Лют только хмыкнул, потирая щеку варежкой. В саксонских землях им приходилось бриться по местному обычаю; после выхода оттуда бороды у них уже отросли, но он еще чесался по привычке. Киевских послов надоумил Радай, старый знакомый Люта, что много раз бывал в землях короля Отто и знал тамошние порядки. «Вы бороды лучше обрейте, – посоветовал им Радай еще в Плеснеске. – У саксов бороды только короли носят и иные князья владетельные. Вас с бородами увидят – или за князей примут, или сочтут, что вы греческий обычай соблюдаете, а они греков не жалуют, отступниками от истинной веры полагают». Лют и сам помнил, что торговые гости из саксов и баваров, которых он всякую зиму встречал в Плеснеске, не носят бород. В юности он было принимал их за скопцов – как в Греческом царстве, где только скопцы безбороды, – но потом Ландо и Хадрат, люди Генриха Баварского, ему растолковали: восточные франки (к коим теперь причислялись и саксы с баварами) бреют лица и обстригают волосы по обычаю римлян.
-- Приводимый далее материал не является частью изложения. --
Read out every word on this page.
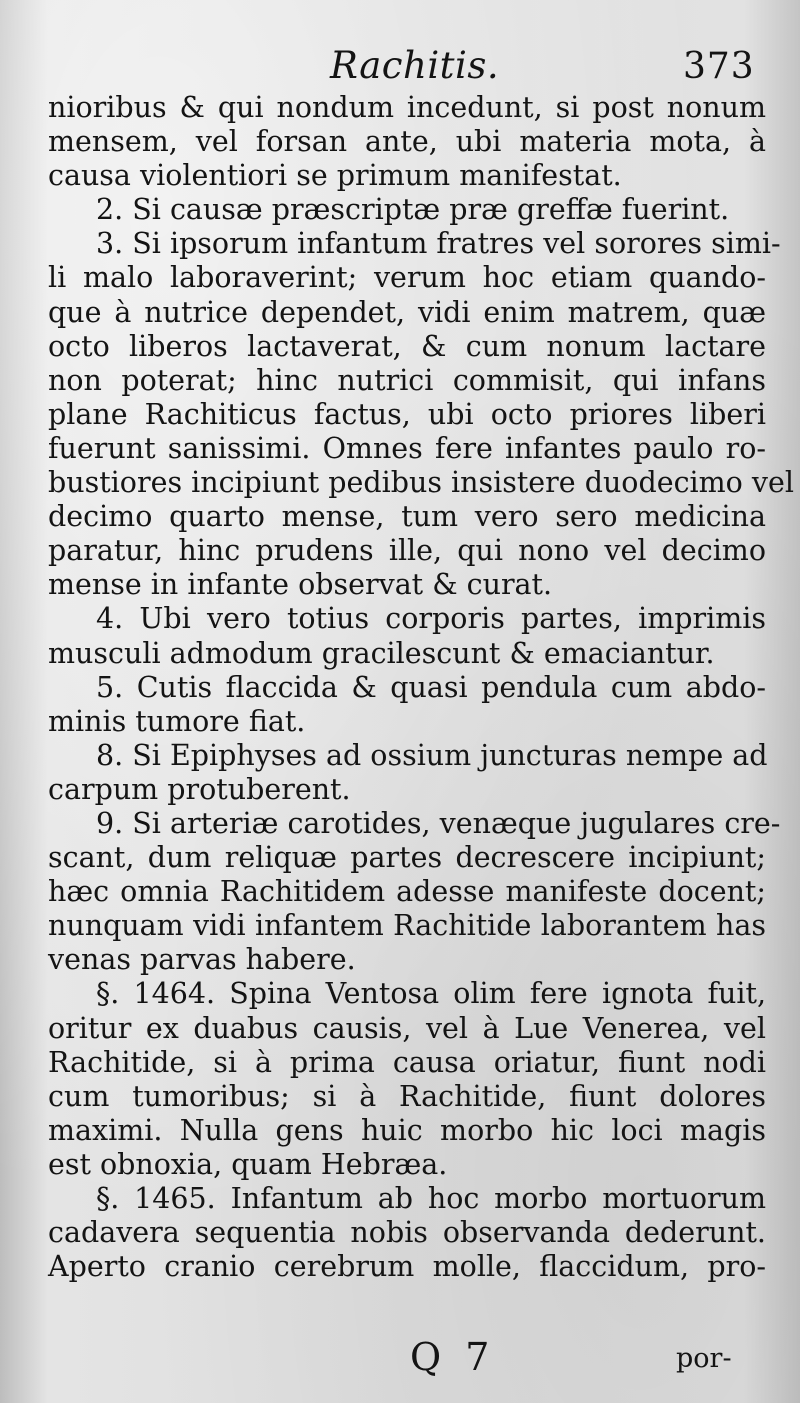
Rachitis.	373
nioribus & qui nondum incedunt, si post nonum
mensem, vel forsan ante, ubi materia mota, à
causa violentiori se primum manifestat.
2. Si causæ præscriptæ præ greffæ fuerint.
3. Si ipsorum infantum fratres vel sorores simi-
li malo laboraverint; verum hoc etiam quando-
que à nutrice dependet, vidi enim matrem, quæ
octo liberos lactaverat, & cum nonum lactare
non poterat; hinc nutrici commisit, qui infans
plane Rachiticus factus, ubi octo priores liberi
fuerunt sanissimi. Omnes fere infantes paulo ro-
bustiores incipiunt pedibus insistere duodecimo vel
decimo quarto mense, tum vero sero medicina
paratur, hinc prudens ille, qui nono vel decimo
mense in infante observat & curat.
4. Ubi vero totius corporis partes, imprimis
musculi admodum gracilescunt & emaciantur.
5. Cutis flaccida & quasi pendula cum abdo-
minis tumore fiat.
8. Si Epiphyses ad ossium juncturas nempe ad
carpum protuberent.
9. Si arteriæ carotides, venæque jugulares cre-
scant, dum reliquæ partes decrescere incipiunt;
hæc omnia Rachitidem adesse manifeste docent;
nunquam vidi infantem Rachitide laborantem has
venas parvas habere.
§. 1464. Spina Ventosa olim fere ignota fuit,
oritur ex duabus causis, vel à Lue Venerea, vel
Rachitide, si à prima causa oriatur, fiunt nodi
cum tumoribus; si à Rachitide, fiunt dolores
maximi. Nulla gens huic morbo hic loci magis
est obnoxia, quam Hebræa.
§. 1465. Infantum ab hoc morbo mortuorum
cadavera sequentia nobis observanda dederunt.
Aperto cranio cerebrum molle, flaccidum, pro-
Q 7	por-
Подумав, послы согласились: глупо являть перед двором Отто свою приверженность «греческому обычаю», когда приехали просить римской веры.
Отчего Лют не любит Етона, а Етон не любит его, знал весь белый свет. Но, как нынешний муж бывшей Етоновой жены, Лют знал самую главную тайну Етона, известную, кроме него, еще очень немногим.
Тот рослый парень, что вылез из могилы убитого на поединке князя Етона, тот, что сидел сейчас в Плеснеске на Етоновом месте – вовсе не был погибшим и ожившим, старым и омоложенным Етоном, Вальстеновым сыном. Это был совсем другой человек, с Етоном, судя по всему, даже в родстве не состоящий, и имя отца своего он не смог бы назвать за все сокровища царьградского престола. Потому Лют точно знал: это не морок, и черти так просто его не унесут. Им придется помочь. И если бы открылся к тому приличный способ, он, Лют Свенельдич, себя бы трижды просить не заставил.